I am of the opinion that humans crave (and I am sure there is science out there to back up my humble opinion), consciously or unconsciously, praise and acknowledgement.  I think back to my childhood and when I wanted attention – I acted out by being a brat, doing something I knew I wasn’t supposed to do, etc. – that resulted mostly in negative attention but nonetheless it was attention.  As adults, we still want attention, approval and acknowledgement.  And when we don’t get it we find other ways to get/give ourselves attention

Let me give you an example from my own life…I have found through this process that outwardly I displayed a lot of confidence.  However, inwardly, I was not as confident as I acted.  Results:  I second guessed myself, I made snap decisions, I “took control” and “fixed” things [whether they needed to be fixed or not – I “always” knew a better way].  Consequences:  I got attention – most times not positive attention, I have been passed over for promotions, I haven’t advanced as far in my career as I would like, I had to buy bigger clothes to cover up the weight, health issues developed, I was exhausted all the time – this created other results:  This negative attention “confirmed” my fears and thoughts – I wasn’t good enough, smart enough or pretty enough to succeed…that then created a different set of consequences – I ate in an unhealthy manner, probably (well matter of fact) drank too much at certain times and basically didn’t care.  As you can see, it is a very vicious circle! On December 13, I broke my circle!

So, today, I acknowledge that I haven’t been so good to myself for several years.  I am proud that I am taking control of my life and going on a journey that will forever change my emotional, physical and spiritual mindset.  I care about me.
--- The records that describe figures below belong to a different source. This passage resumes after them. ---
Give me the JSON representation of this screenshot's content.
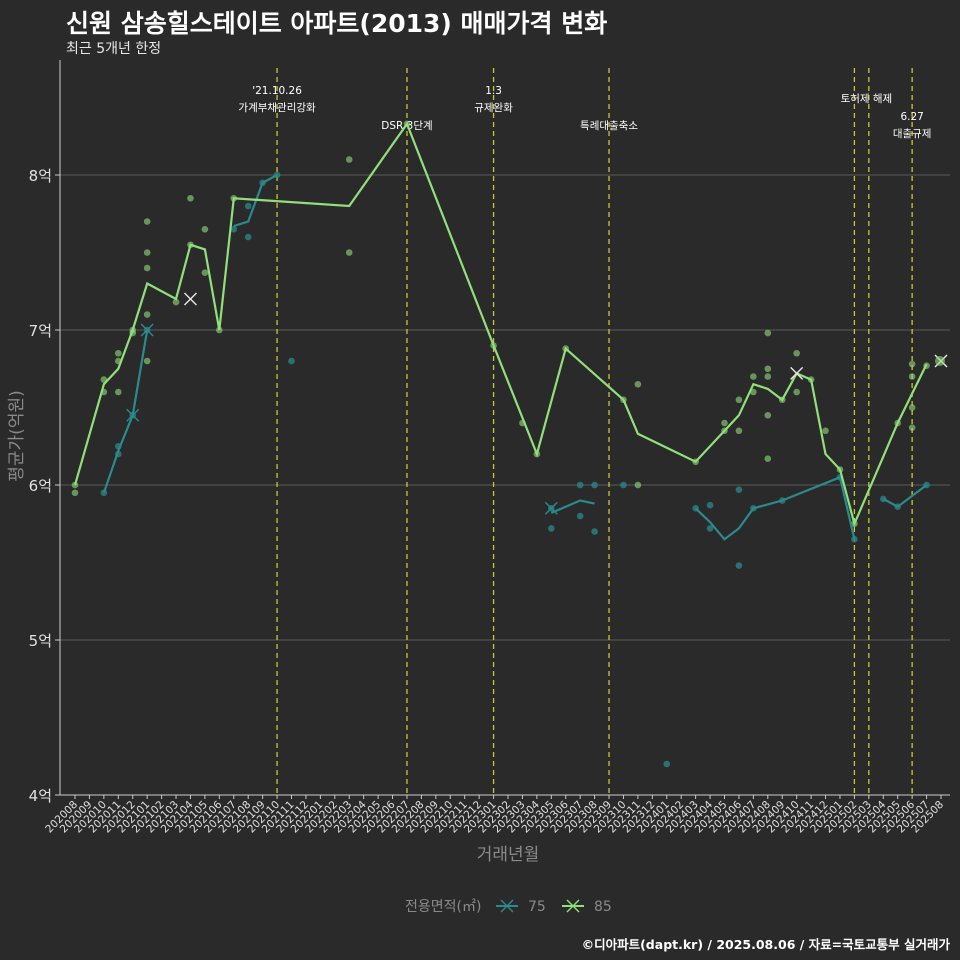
{
  "title": "신원 삼송힐스테이트 아파트(2013) 매매가격 변화",
  "subtitle": "최근 5개년 한정",
  "caption": "©디아파트(dapt.kr) / 2025.08.06 / 자료=국토교통부 실거래가",
  "colors": {
    "background": "#2b2a2b",
    "grid": "#5a5a5a",
    "series_75": "#2a8a8c",
    "series_85": "#90e07a",
    "event_line": "#c8c832"
  },
  "chart_data": {
    "type": "line",
    "xlabel": "거래년월",
    "ylabel": "평균가(억원)",
    "x_categories": [
      "202008",
      "202009",
      "202010",
      "202011",
      "202012",
      "202101",
      "202102",
      "202103",
      "202104",
      "202105",
      "202106",
      "202107",
      "202108",
      "202109",
      "202110",
      "202111",
      "202112",
      "202201",
      "202202",
      "202203",
      "202204",
      "202205",
      "202206",
      "202207",
      "202208",
      "202209",
      "202210",
      "202211",
      "202212",
      "202301",
      "202302",
      "202303",
      "202304",
      "202305",
      "202306",
      "202307",
      "202308",
      "202309",
      "202310",
      "202311",
      "202312",
      "202401",
      "202402",
      "202403",
      "202404",
      "202405",
      "202406",
      "202407",
      "202408",
      "202409",
      "202410",
      "202411",
      "202412",
      "202501",
      "202502",
      "202503",
      "202504",
      "202505",
      "202506",
      "202507",
      "202508"
    ],
    "y_ticks": [
      {
        "value": 4,
        "label": "4억"
      },
      {
        "value": 5,
        "label": "5억"
      },
      {
        "value": 6,
        "label": "6억"
      },
      {
        "value": 7,
        "label": "7억"
      },
      {
        "value": 8,
        "label": "8억"
      }
    ],
    "ylim": [
      4,
      8.8
    ],
    "grid": true,
    "legend": {
      "title": "전용면적(㎡)",
      "position": "bottom"
    },
    "events": [
      {
        "x": "202110",
        "text": [
          "'21.10.26",
          "가계부채관리강화"
        ]
      },
      {
        "x": "202207",
        "text": [
          "DSR 3단계"
        ]
      },
      {
        "x": "202301",
        "text": [
          "1.3",
          "규제완화"
        ]
      },
      {
        "x": "202309",
        "text": [
          "특례대출축소"
        ]
      },
      {
        "x": "202502",
        "text": [
          "토허제 해제"
        ]
      },
      {
        "x": "202503",
        "text": [
          ""
        ]
      },
      {
        "x": "202506",
        "text": [
          "6.27",
          "대출규제"
        ]
      }
    ],
    "series": [
      {
        "name": "75",
        "line": [
          [
            "202010",
            5.95
          ],
          [
            "202011",
            6.22
          ],
          [
            "202012",
            6.45
          ],
          [
            "202101",
            7.0
          ]
        ],
        "line2": [
          [
            "202107",
            7.67
          ],
          [
            "202108",
            7.7
          ],
          [
            "202109",
            7.95
          ],
          [
            "202110",
            8.0
          ]
        ],
        "line3": [
          [
            "202305",
            5.82
          ],
          [
            "202307",
            5.9
          ],
          [
            "202308",
            5.88
          ]
        ],
        "line4": [
          [
            "202403",
            5.85
          ],
          [
            "202404",
            5.76
          ],
          [
            "202405",
            5.65
          ],
          [
            "202406",
            5.72
          ],
          [
            "202407",
            5.85
          ],
          [
            "202409",
            5.9
          ],
          [
            "202501",
            6.05
          ],
          [
            "202502",
            5.65
          ]
        ],
        "line5": [
          [
            "202504",
            5.91
          ],
          [
            "202505",
            5.86
          ],
          [
            "202507",
            6.0
          ]
        ],
        "points": [
          [
            "202010",
            5.95
          ],
          [
            "202011",
            6.2
          ],
          [
            "202011",
            6.25
          ],
          [
            "202012",
            6.45
          ],
          [
            "202101",
            7.0
          ],
          [
            "202107",
            7.65
          ],
          [
            "202108",
            7.6
          ],
          [
            "202108",
            7.8
          ],
          [
            "202109",
            7.95
          ],
          [
            "202110",
            8.0
          ],
          [
            "202111",
            6.8
          ],
          [
            "202305",
            5.72
          ],
          [
            "202305",
            5.85
          ],
          [
            "202307",
            6.0
          ],
          [
            "202307",
            5.8
          ],
          [
            "202308",
            5.7
          ],
          [
            "202308",
            6.0
          ],
          [
            "202310",
            6.0
          ],
          [
            "202401",
            4.2
          ],
          [
            "202403",
            5.85
          ],
          [
            "202404",
            5.87
          ],
          [
            "202404",
            5.72
          ],
          [
            "202406",
            5.48
          ],
          [
            "202406",
            5.97
          ],
          [
            "202407",
            5.85
          ],
          [
            "202409",
            5.9
          ],
          [
            "202501",
            6.05
          ],
          [
            "202502",
            5.65
          ],
          [
            "202504",
            5.91
          ],
          [
            "202505",
            5.86
          ],
          [
            "202507",
            6.0
          ]
        ],
        "latest": [
          "202508",
          6.8
        ]
      },
      {
        "name": "85",
        "line": [
          [
            "202008",
            6.0
          ],
          [
            "202010",
            6.65
          ],
          [
            "202011",
            6.75
          ],
          [
            "202012",
            7.0
          ],
          [
            "202101",
            7.3
          ],
          [
            "202103",
            7.2
          ],
          [
            "202104",
            7.55
          ],
          [
            "202105",
            7.52
          ],
          [
            "202106",
            7.0
          ],
          [
            "202107",
            7.85
          ],
          [
            "202203",
            7.8
          ],
          [
            "202207",
            8.33
          ],
          [
            "202301",
            6.9
          ],
          [
            "202304",
            6.2
          ],
          [
            "202306",
            6.88
          ],
          [
            "202310",
            6.55
          ],
          [
            "202311",
            6.33
          ],
          [
            "202403",
            6.15
          ],
          [
            "202405",
            6.35
          ],
          [
            "202406",
            6.45
          ],
          [
            "202407",
            6.65
          ],
          [
            "202408",
            6.62
          ],
          [
            "202409",
            6.55
          ],
          [
            "202410",
            6.72
          ],
          [
            "202411",
            6.68
          ],
          [
            "202412",
            6.2
          ],
          [
            "202501",
            6.1
          ],
          [
            "202502",
            5.75
          ],
          [
            "202505",
            6.4
          ],
          [
            "202507",
            6.78
          ]
        ],
        "points": [
          [
            "202008",
            6.0
          ],
          [
            "202008",
            5.95
          ],
          [
            "202010",
            6.68
          ],
          [
            "202010",
            6.6
          ],
          [
            "202011",
            6.85
          ],
          [
            "202011",
            6.8
          ],
          [
            "202011",
            6.6
          ],
          [
            "202012",
            7.0
          ],
          [
            "202012",
            6.98
          ],
          [
            "202101",
            7.7
          ],
          [
            "202101",
            7.5
          ],
          [
            "202101",
            7.4
          ],
          [
            "202101",
            7.1
          ],
          [
            "202101",
            6.8
          ],
          [
            "202103",
            7.18
          ],
          [
            "202104",
            7.85
          ],
          [
            "202104",
            7.55
          ],
          [
            "202105",
            7.65
          ],
          [
            "202105",
            7.37
          ],
          [
            "202106",
            7.0
          ],
          [
            "202107",
            7.85
          ],
          [
            "202203",
            8.1
          ],
          [
            "202203",
            7.5
          ],
          [
            "202207",
            8.33
          ],
          [
            "202301",
            6.9
          ],
          [
            "202303",
            6.4
          ],
          [
            "202304",
            6.2
          ],
          [
            "202306",
            6.88
          ],
          [
            "202310",
            6.55
          ],
          [
            "202311",
            6.65
          ],
          [
            "202311",
            6.0
          ],
          [
            "202403",
            6.15
          ],
          [
            "202405",
            6.4
          ],
          [
            "202405",
            6.35
          ],
          [
            "202406",
            6.55
          ],
          [
            "202406",
            6.35
          ],
          [
            "202407",
            6.7
          ],
          [
            "202407",
            6.6
          ],
          [
            "202408",
            6.98
          ],
          [
            "202408",
            6.75
          ],
          [
            "202408",
            6.7
          ],
          [
            "202408",
            6.45
          ],
          [
            "202408",
            6.17
          ],
          [
            "202409",
            6.55
          ],
          [
            "202410",
            6.85
          ],
          [
            "202410",
            6.6
          ],
          [
            "202411",
            6.68
          ],
          [
            "202412",
            6.35
          ],
          [
            "202501",
            6.1
          ],
          [
            "202502",
            5.75
          ],
          [
            "202505",
            6.4
          ],
          [
            "202506",
            6.78
          ],
          [
            "202506",
            6.7
          ],
          [
            "202506",
            6.5
          ],
          [
            "202506",
            6.37
          ],
          [
            "202507",
            6.77
          ]
        ],
        "markers": [
          [
            "202104",
            7.2
          ],
          [
            "202410",
            6.72
          ]
        ],
        "latest": [
          "202508",
          6.8
        ]
      }
    ],
    "series_markers_75": [
      [
        "202012",
        6.45
      ],
      [
        "202101",
        7.0
      ],
      [
        "202305",
        5.85
      ]
    ]
  }
}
As I was sharing with a friend recently about some of my struggles to ‘get it right’ [my schedule, eating, etc].  He gave me an excellent (a big “A Ha” moment for me) suggestion…think of this as an event and create a daily ‘run of show’ for myself. How brilliant!  Thank you MA!  You are the best!

See it is about having a supportive circle of friends and family that will get you through…so if you are reading this and thinking about changing your destiny by having bariatric surgery or changing your lifestyle to be more healthy…go for it!  Surround yourself with supportive people – chose your support group carefully and engage them in your journey.  By the way, your support group does not have to include your blood relatives – it is nice if they are on board – but do this for yourself and you alone! 

Here is the new look of one proud girl…

Me, Lori, Megan, Gregg and Diana - we all ditched our ugly sweaters...thank goodness mine didn't come home with me - donated for a good cause.